Tuttavia, è bene precisare che Ceci n’est pas un blasphème non accoglie solo opere satiriche. Abel Azcona, Antonio Mocciola, Alessandro Gioia, Helena Velena non sono autori satirici. Sono performer, autori, attori, musicisti che producono, fotografano o interpretano contenuti che in genere o in questa precisa occasione hanno voglia di sfidare le convenzioni della tradizione religiosa, perché personalmente ne hanno patito il potere e le limitazioni o semplicemente perché sostengono i valori della laicità.

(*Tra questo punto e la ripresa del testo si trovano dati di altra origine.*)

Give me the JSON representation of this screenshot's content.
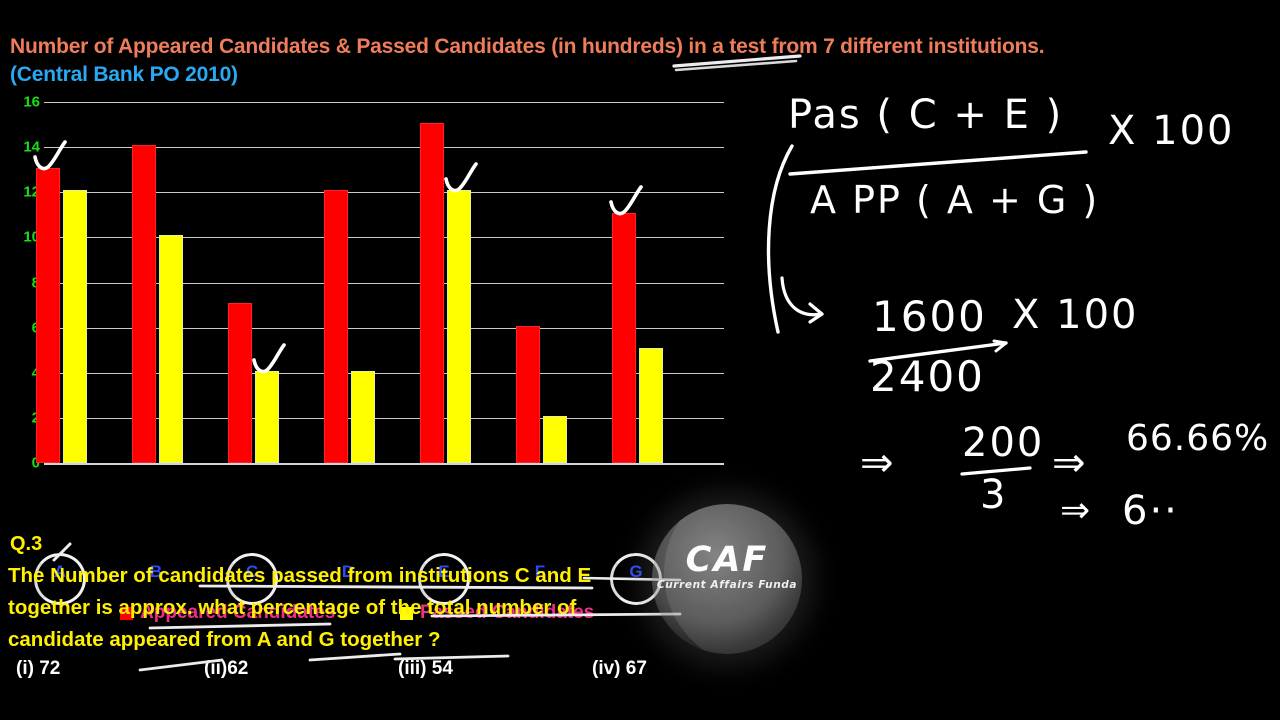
{
  "title": {
    "line1": "Number of Appeared Candidates & Passed Candidates (in hundreds) in a test from 7 different institutions.",
    "line2": "(Central Bank PO 2010)",
    "color1": "#ef7d5a",
    "color2": "#29a9f2"
  },
  "chart_data": {
    "type": "bar",
    "title": "Number of Appeared Candidates & Passed Candidates (in hundreds) in a test from 7 different institutions.",
    "subtitle": "(Central Bank PO 2010)",
    "xlabel": "",
    "ylabel": "",
    "categories": [
      "A",
      "B",
      "C",
      "D",
      "E",
      "F",
      "G"
    ],
    "series": [
      {
        "name": "Appeared Candidates",
        "color": "#ff0000",
        "values": [
          13,
          14,
          7,
          12,
          15,
          6,
          11
        ]
      },
      {
        "name": "Passed Candidates",
        "color": "#ffff00",
        "values": [
          12,
          10,
          4,
          4,
          12,
          2,
          5
        ]
      }
    ],
    "ylim": [
      0,
      16
    ],
    "yticks": [
      0,
      2,
      4,
      6,
      8,
      10,
      12,
      14,
      16
    ],
    "ytick_color": "#14e014",
    "grid": true,
    "legend_position": "bottom",
    "annotations": {
      "circled_categories": [
        "A",
        "C",
        "E",
        "G"
      ],
      "checkmarked_bars": [
        "A-appeared",
        "C-passed",
        "E-passed",
        "G-appeared"
      ]
    }
  },
  "axis": {
    "ytick_labels": [
      "16",
      "14",
      "12",
      "10",
      "8",
      "6",
      "4",
      "2",
      "0"
    ],
    "xtick_labels": [
      "A",
      "B",
      "C",
      "D",
      "E",
      "F",
      "G"
    ]
  },
  "legend": {
    "items": [
      {
        "label": "Appeared Candidates",
        "swatch": "#ff0000"
      },
      {
        "label": "Passed Candidates",
        "swatch": "#ffff00"
      }
    ],
    "text_color": "#ee2f86"
  },
  "question": {
    "number": "Q.3",
    "lines": [
      "The Number of candidates passed from institutions C and E",
      "together is approx. what percentage  of  the total number of",
      "candidate appeared from  A and G together ?"
    ],
    "options": [
      {
        "key": "(i)",
        "value": "72",
        "text": "(i) 72"
      },
      {
        "key": "(ii)",
        "value": "62",
        "text": "(ii)62"
      },
      {
        "key": "(iii)",
        "value": "54",
        "text": "(iii) 54"
      },
      {
        "key": "(iv)",
        "value": "67",
        "text": "(iv) 67"
      }
    ],
    "text_color": "#ffef00",
    "option_color": "#ffffff"
  },
  "handwriting": {
    "formula_numerator": "Pas ( C + E )",
    "formula_denominator": "A PP ( A + G )",
    "formula_multiplier": "X 100",
    "fraction_numerator": "1600",
    "fraction_denominator": "2400",
    "fraction_multiplier": "X 100",
    "step_arrow_1": "⇒",
    "step_value_numerator": "200",
    "step_value_denominator": "3",
    "step_arrow_2": "⇒",
    "result": "66.66%",
    "step_arrow_3": "⇒",
    "result_partial": "6··"
  },
  "watermark": {
    "brand": "CAF",
    "tagline": "Current Affairs Funda"
  }
}
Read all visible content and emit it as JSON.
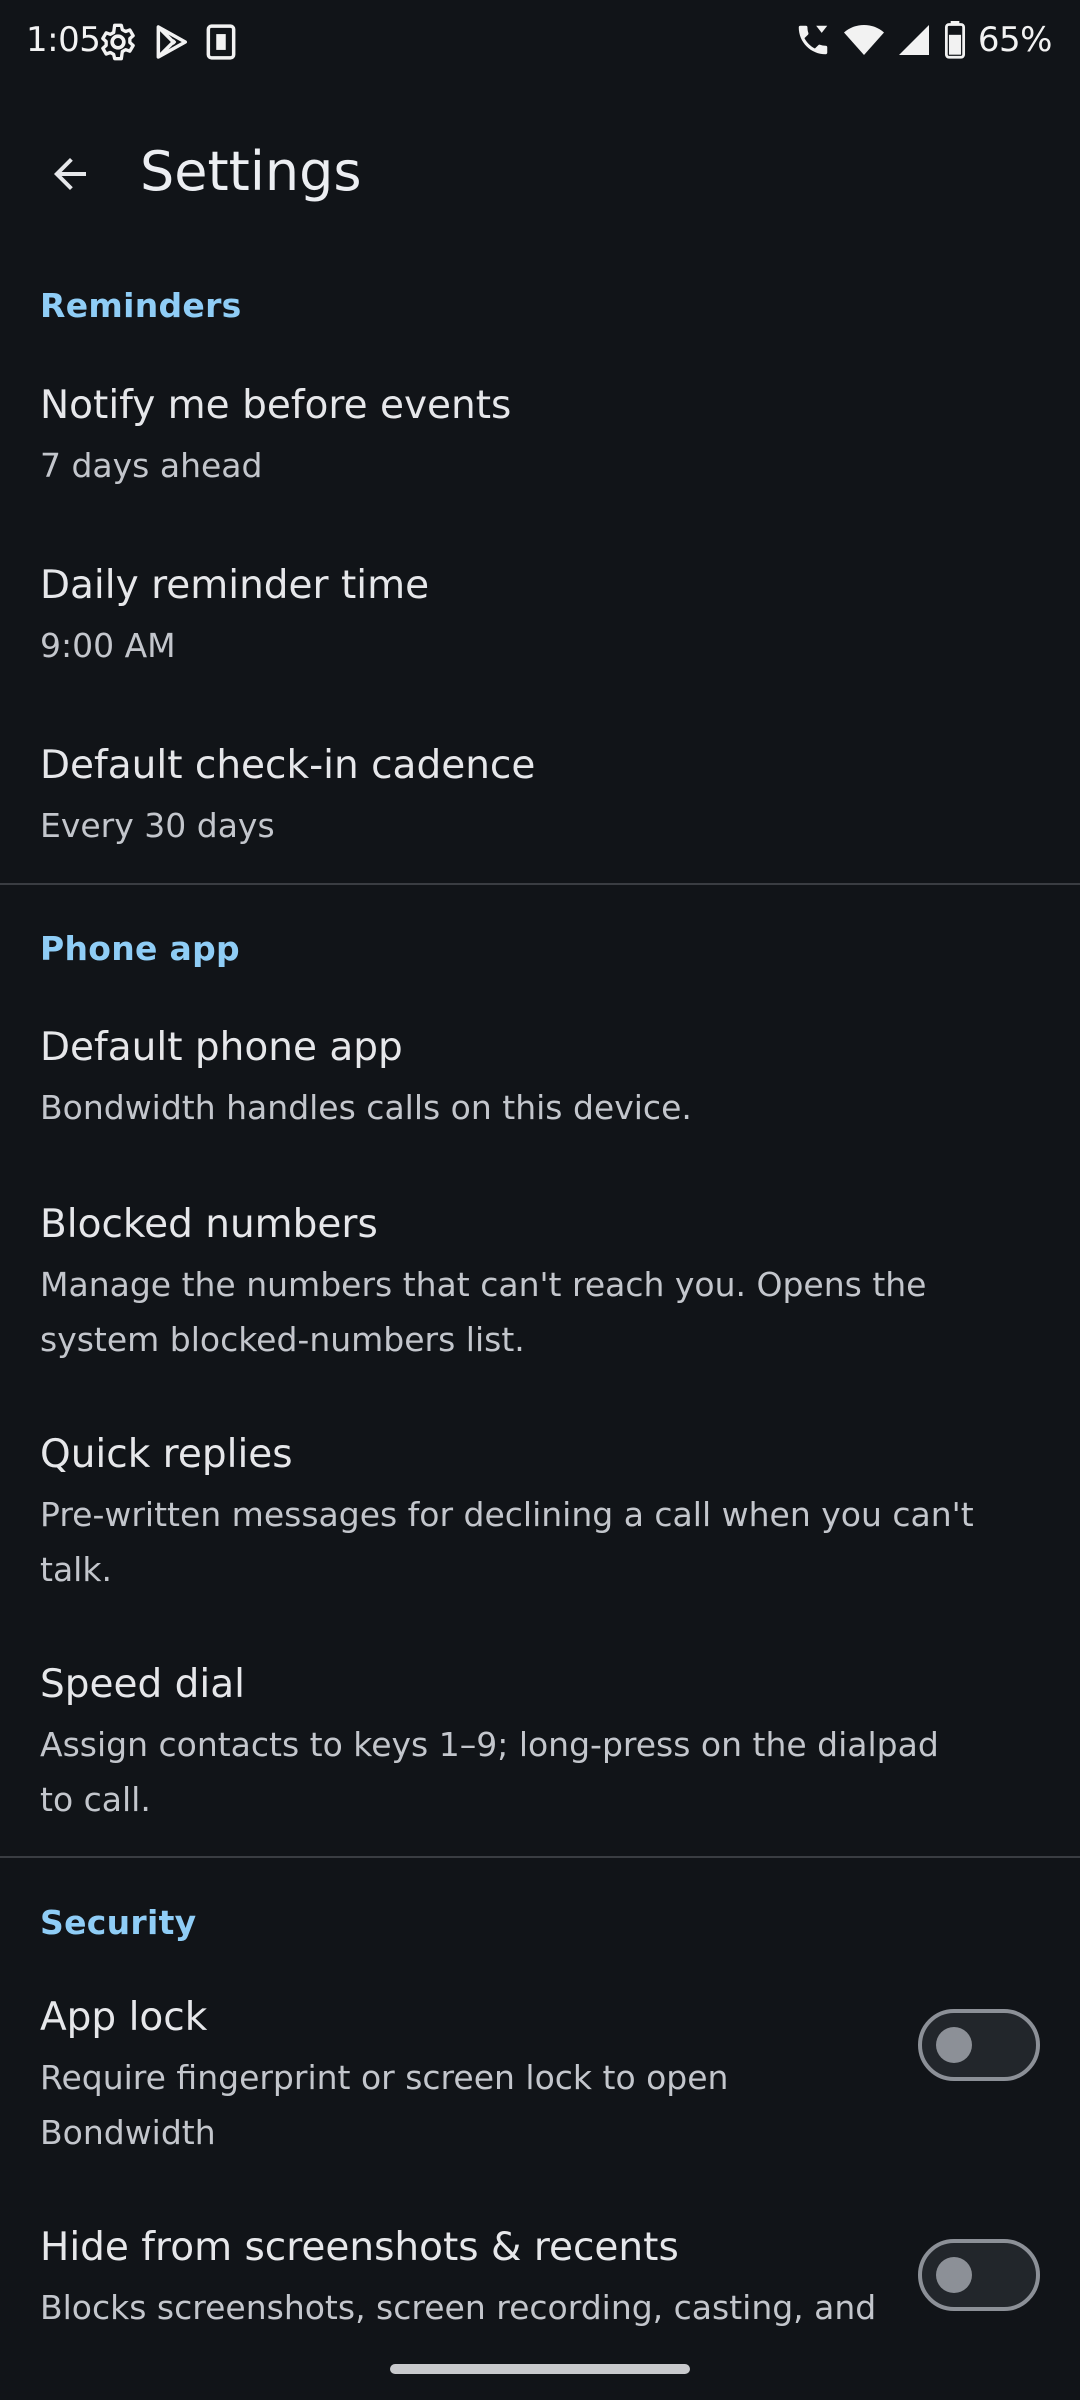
{
  "status_bar": {
    "time": "1:05",
    "battery": "65%",
    "icons": [
      "gear-icon",
      "play-store-icon",
      "sim-card-icon",
      "wifi-calling-icon",
      "wifi-icon",
      "signal-icon",
      "battery-icon"
    ]
  },
  "app_bar": {
    "title": "Settings",
    "back_icon": "arrow-back-icon"
  },
  "sections": {
    "reminders": {
      "header": "Reminders",
      "items": [
        {
          "title": "Notify me before events",
          "summary": "7 days ahead"
        },
        {
          "title": "Daily reminder time",
          "summary": "9:00 AM"
        },
        {
          "title": "Default check-in cadence",
          "summary": "Every 30 days"
        }
      ]
    },
    "phone_app": {
      "header": "Phone app",
      "items": [
        {
          "title": "Default phone app",
          "summary": "Bondwidth handles calls on this device."
        },
        {
          "title": "Blocked numbers",
          "summary": "Manage the numbers that can't reach you. Opens the system blocked-numbers list."
        },
        {
          "title": "Quick replies",
          "summary": "Pre-written messages for declining a call when you can't talk."
        },
        {
          "title": "Speed dial",
          "summary": "Assign contacts to keys 1–9; long-press on the dialpad to call."
        }
      ]
    },
    "security": {
      "header": "Security",
      "items": [
        {
          "title": "App lock",
          "summary": "Require fingerprint or screen lock to open Bondwidth",
          "enabled": false
        },
        {
          "title": "Hide from screenshots & recents",
          "summary": "Blocks screenshots, screen recording, casting, and",
          "enabled": false
        }
      ]
    }
  },
  "colors": {
    "background": "#111418",
    "accent": "#8fcdf6",
    "title_text": "#e6e7ea",
    "summary_text": "#c3c6cc",
    "divider": "#3a3d42"
  }
}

Una sezione del festival è di tipo documentario e racconterà al pubblico casi – giudiziari, mediatici, letterari… – che tratteggiano un fenomeno globale.

Io organizzo questo Festival perché sono molto preoccupata. Il confronto con le idee religiose dovrebbe rientrare nel dialogo tra idee. Le idee possono essere divergenti e quindi anche in conflitto. Negare la possibilità del conflitto, in sede di dibattito, significa avviare non una politica di rispetto, ma di repressione. Non si parla più di idee religiose, ma di “sentimento religioso” e, di fronte al sentimento, le idee anticlericali devono esercitare un controllo continuo sulle proprie modalità espressive, che di solito sono al centro delle polemiche, ma io credo che il ragionamento sulle “modalità espressive” spesso si fonda su una lettura sensazionalistica e per nulla critica, banali pretesti per silenziare i contenuti.

Però… Se il sentimento religioso diventa così condizionante, è facile immaginare che è l’arma perfetta per zittire e per costruire consenso. Chi usa la religione per imporre obbedienza e chi difende la religione per affermarsi e vedere giustificate azioni di altra natura sono gli interlocutori finali del nostro attivismo che, oggi, mi incoraggia ad utilizzare l’espressione “fascismi religiosi” per disegnare in maniera molto più realistica ciò che può succedere e ciò a cui dobbiamo resistere.